THE SECURITIES and Exchange Commission (SEC) said there will be no extension for the Nov. 30 deadline of the recently launched enhanced compliance incentive plan (ECIP) for delinquent companies.
“We’re sticking to the Nov. 30 deadline; there is no plan for an extension,” SEC Commissioner Javey Paul D. Francisco told BusinessWorld on the sidelines of a forum in Quezon City last week.
“We just want people to have a compliance culture,” he added.
Launched on Sept. 2, the ECIP lets corporations settle fines and penalties for the late or nonfiling of their annual financial statements (AFS), general information sheets (GIS), and noncompliance with Memorandum Circular No. 28 for only P20,000.
MC 28 mandates corporations to identify and submit official and alternative mobile phone numbers and e-mail addresses for their transactions with the corporate regulator.
Suspended or revoked corporations may apply for the lifting of the order suspending or revoking their corporate registration by paying a P3,060 petition fee and settling only 50% of their total assessed fines and penalties.
Corporations that do not avail themselves of the ECIP are at risk of higher penalties for noncompliance with reportorial requirements.
The updated scale of fines and penalties is at least 900% higher than the previous rates, which had been in effect for over 22 years
Mr.
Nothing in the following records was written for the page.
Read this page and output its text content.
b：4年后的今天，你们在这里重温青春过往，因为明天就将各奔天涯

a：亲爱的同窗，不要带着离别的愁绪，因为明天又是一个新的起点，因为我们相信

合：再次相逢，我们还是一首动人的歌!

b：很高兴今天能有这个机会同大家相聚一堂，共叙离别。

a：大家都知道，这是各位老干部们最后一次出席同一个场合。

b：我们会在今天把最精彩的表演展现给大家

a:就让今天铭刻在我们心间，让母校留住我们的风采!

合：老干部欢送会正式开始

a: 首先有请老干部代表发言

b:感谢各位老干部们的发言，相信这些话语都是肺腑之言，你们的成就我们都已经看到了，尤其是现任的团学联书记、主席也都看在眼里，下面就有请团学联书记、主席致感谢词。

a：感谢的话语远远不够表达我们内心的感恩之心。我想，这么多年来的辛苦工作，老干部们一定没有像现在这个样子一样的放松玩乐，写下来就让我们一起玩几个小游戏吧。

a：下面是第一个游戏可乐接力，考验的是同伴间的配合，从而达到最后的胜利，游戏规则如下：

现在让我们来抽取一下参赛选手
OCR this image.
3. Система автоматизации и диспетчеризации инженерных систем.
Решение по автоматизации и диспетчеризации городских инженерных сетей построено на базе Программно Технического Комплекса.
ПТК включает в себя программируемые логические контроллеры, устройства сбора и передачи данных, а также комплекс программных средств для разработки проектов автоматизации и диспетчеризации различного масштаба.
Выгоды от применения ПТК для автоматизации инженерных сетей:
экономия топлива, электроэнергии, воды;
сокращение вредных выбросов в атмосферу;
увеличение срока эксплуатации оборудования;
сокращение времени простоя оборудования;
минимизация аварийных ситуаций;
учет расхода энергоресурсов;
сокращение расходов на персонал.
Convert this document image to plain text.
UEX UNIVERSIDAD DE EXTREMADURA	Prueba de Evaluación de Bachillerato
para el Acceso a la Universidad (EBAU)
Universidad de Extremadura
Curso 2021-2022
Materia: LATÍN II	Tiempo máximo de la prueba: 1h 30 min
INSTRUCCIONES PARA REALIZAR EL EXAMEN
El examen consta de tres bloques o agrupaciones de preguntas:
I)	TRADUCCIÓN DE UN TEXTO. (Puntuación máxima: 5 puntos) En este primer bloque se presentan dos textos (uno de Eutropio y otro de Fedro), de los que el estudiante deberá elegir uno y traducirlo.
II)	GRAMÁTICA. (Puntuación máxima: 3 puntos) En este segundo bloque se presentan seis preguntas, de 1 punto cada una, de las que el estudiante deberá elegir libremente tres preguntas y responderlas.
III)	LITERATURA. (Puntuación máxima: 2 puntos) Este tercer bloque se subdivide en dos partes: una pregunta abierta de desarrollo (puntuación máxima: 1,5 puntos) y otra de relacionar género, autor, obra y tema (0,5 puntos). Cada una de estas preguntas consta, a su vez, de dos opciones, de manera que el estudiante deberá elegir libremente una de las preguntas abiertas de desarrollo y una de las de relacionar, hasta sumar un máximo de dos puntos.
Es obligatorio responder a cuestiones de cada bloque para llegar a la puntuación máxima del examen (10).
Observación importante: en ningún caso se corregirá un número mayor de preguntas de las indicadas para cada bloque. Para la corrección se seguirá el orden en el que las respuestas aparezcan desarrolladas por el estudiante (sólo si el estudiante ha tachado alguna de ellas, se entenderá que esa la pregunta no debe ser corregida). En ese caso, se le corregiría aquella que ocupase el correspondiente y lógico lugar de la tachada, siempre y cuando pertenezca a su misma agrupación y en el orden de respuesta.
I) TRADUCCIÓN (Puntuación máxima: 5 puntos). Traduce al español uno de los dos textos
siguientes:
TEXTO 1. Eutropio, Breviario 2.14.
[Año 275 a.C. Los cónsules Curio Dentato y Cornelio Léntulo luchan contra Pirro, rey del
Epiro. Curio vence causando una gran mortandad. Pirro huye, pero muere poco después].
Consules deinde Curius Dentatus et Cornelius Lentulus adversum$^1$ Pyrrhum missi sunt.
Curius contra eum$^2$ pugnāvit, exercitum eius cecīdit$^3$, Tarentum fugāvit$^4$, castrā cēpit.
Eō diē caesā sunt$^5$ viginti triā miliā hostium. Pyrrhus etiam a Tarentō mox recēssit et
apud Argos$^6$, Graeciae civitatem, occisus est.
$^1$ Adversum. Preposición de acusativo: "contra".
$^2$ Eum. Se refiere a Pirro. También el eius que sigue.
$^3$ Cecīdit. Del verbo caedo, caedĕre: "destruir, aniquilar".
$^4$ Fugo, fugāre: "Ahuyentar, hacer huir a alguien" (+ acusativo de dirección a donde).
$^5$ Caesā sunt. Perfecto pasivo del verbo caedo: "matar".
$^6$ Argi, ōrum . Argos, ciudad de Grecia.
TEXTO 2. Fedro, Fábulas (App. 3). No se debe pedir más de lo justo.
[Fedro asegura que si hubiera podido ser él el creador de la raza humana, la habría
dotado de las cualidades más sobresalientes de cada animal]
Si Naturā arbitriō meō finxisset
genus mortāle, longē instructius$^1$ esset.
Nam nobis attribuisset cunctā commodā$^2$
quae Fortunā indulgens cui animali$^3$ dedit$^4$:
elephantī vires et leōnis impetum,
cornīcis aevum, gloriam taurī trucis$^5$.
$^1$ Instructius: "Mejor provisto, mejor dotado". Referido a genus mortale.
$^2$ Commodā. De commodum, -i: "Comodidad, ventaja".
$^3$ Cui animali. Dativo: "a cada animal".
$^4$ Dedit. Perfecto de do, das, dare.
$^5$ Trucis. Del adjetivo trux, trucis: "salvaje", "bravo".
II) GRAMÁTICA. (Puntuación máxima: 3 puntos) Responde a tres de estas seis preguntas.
Francisco said the ECIP helps the country’s efforts to exit the financial action task force’s (FATF) “gray list” of jurisdictions under increased monitoring for “dirty money” risks.
The commission is tasked with ensuring beneficial ownership compliance and transparency for local corporations.
“We are about 68% compliance so far, higher from like 25% at the start of last year. We recently launched the version two of the amnesty program, which is the ECIP, from Sept. 2 until end of November,” Mr. Francisco said.
“Hopefully, we can ramp up even more to higher compliance rates. Our target back then was 65%, and it was acceptable to assessors. But of course, we want the highest possible compliance rate,” he added.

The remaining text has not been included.